On Fri, 16 Mar 2012 00:46:35 +0100, Kiuhnm wrote:

> On 3/16/2012 0:00, Arnaud Delobelle wrote:
>> On 15 March 2012 22:35, Ben Finney<ben+python at benfinney.id.au>  wrote:
>>> Kiuhnm<kiuhnm03.4t.yahoo.it>  writes:
>>>
>>>> Moreover, I think that
>>>>    if (............
>>>>        ............
>>>>        ............):
>>>>        ............
>>>>        ............
>>>>        ............
>>>> is not very readable anyway.
>>>
>>> I agree, and am glad PEP 8 has been updated to recommend an extra
>>> level of indentation for continuation, to distinguish from the new
>>> block that
>>> follows<URL:http://www.python.org/dev/peps/pep-0008/#indentation>.
>>
>> Personally I solve this by never writing if conditions that span more
>> than one line.  If the worst comes to the worst, I would write:
>>
>> aptly_named_condition = (
>>      very long condition
>>      that goes over
>>      plenty of lines
>> )
>> if aptly_named_condition:
>>      do stuff
> 
> Will I be able to use extra indentation in Python code?
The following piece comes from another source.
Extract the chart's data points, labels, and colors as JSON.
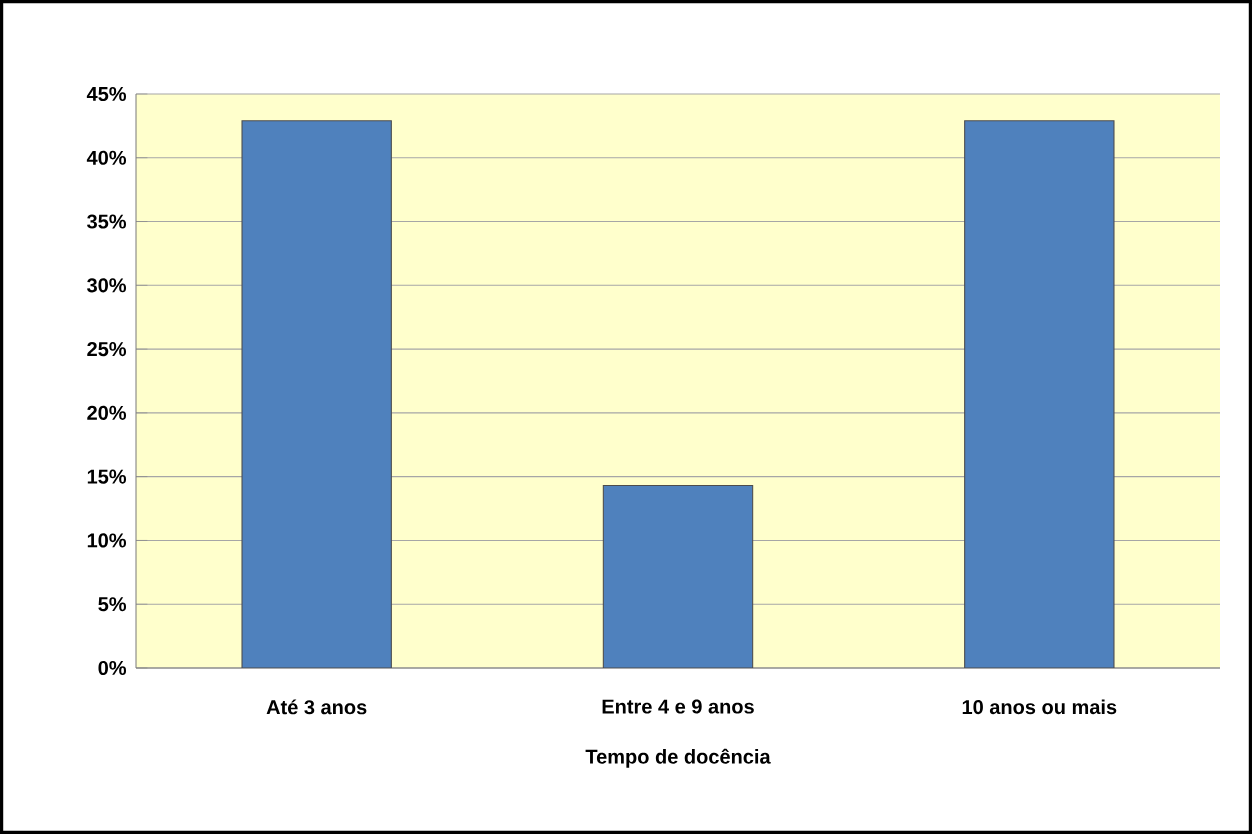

For instance,
> 
>    res = and(or(cond1,
>                 cond2),
>              cond3,
>              or(and(cond4,
>                     cond5,
>                     cond6),
>                 and(cond7,
>                     cond8)))

Not that exact example, because `and` and `or` are operators, not 
functions and you will get a syntax error. Python uses infix notation, 
not prefix or postfix:

    x and y    # yes
    and(x, y)  # no
    x y and    # no


But in general, yes, you can use whatever indentation you like inside a 
line-continuation bracket:

py> x = [
...     1, 2, 3,
... 4, 5, 6,
...                             7, 8, 9,
...         10, 11, 12,
...       13, 14, 15
... ]
py> x
[1, 2, 3, 4, 5, 6, 7, 8, 9, 10, 11, 12, 13, 14, 15]


Indentation is only syntactically significant in blocks and statements.


 
> I like it because it reads like a tree.

Funny. I dislike it because it is a tree on its side.